The reason we have to be so careful is because when growing plants indoors, we are creating an unbalanced ecosystem. There’s no heavy rain to wash the bugs away and there’s none of the bugs natural predators either.

Sadly, even the best household biosecurity cannot prevent pests arriving. They come in on the breeze and on our clothing. They could also just be dormant and unnoticed on a neighbouring plant. Just waiting to spring into life the second you move your Crassula ovata (Jade plant) into the wrong place... Mine is constantly battling mealybugs.

Plants, when under attack, can signal nearby plants and alert them to the threat. They essentially smell the danger, and in turn can produce compounds that deter pests from eating their leaves. On the other hand, stressed plants give off signals that attract pests too. Isn’t nature wonderful.

It would be wise then to keep our plants as healthy as possible as they will be more resistant in the long run, and prettier.

Having said all that, if you’ve got plants, you’ve probably got pests.

Common signs of pests;

  • Curled leaves

  • Spots on leaves

  • Sudden leaf fall

  • White furry patches on stems or leaves

  • Black/brown streaks on stems or leaves

  • Lots of tiny flies on the leaves or soil

There is where plant inspections and magnifying glasses can come into play. Ideally you want to be able to identify your pest.

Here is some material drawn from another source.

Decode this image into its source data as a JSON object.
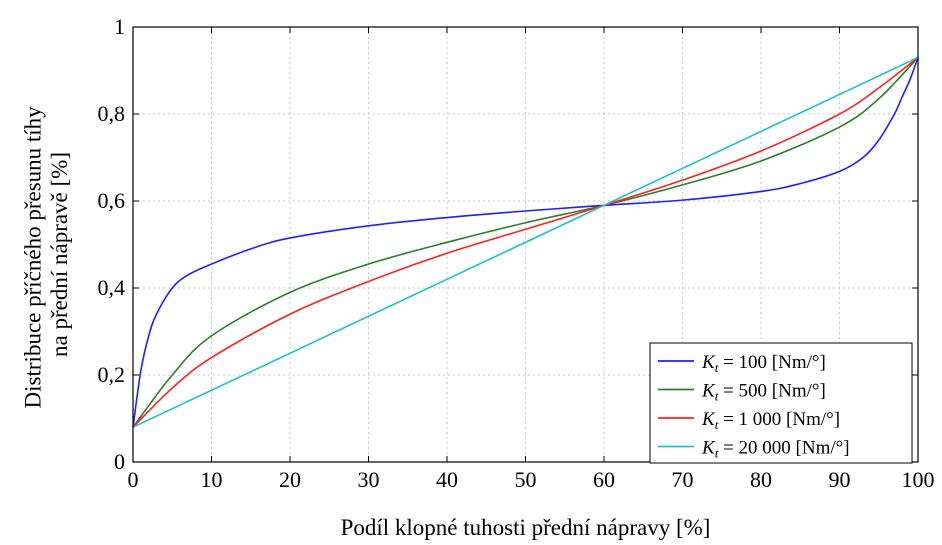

Some of my go to solutions are;

  • A firm wipe with a soft damp cloth, being careful not to rip the leaves, but using enough pressure to squash or dislodge any pests

  • Don’t let topsoil stay damp for long periods of time. Overwatering is a sure-fire way to get white fly or gnats

  • For stubborn pests like scale or mealybugs, isopropyl alcohol on a cue tip is a good way of cleaning stems and leaf petioles while removing the adults and eggs

  • Give your plant a good hose down to try and dislodge the bugs. It’s often more about getting the problem under control than it is curing the issue

  • Lastly but not leastly repurpose an old spray bottle and turn into a blaster. Use a dilute water and soap solution and blast off bugs regularly

If all else fails, send that plant to the great compost bin in the sky. Or gift it to someone you don’t like.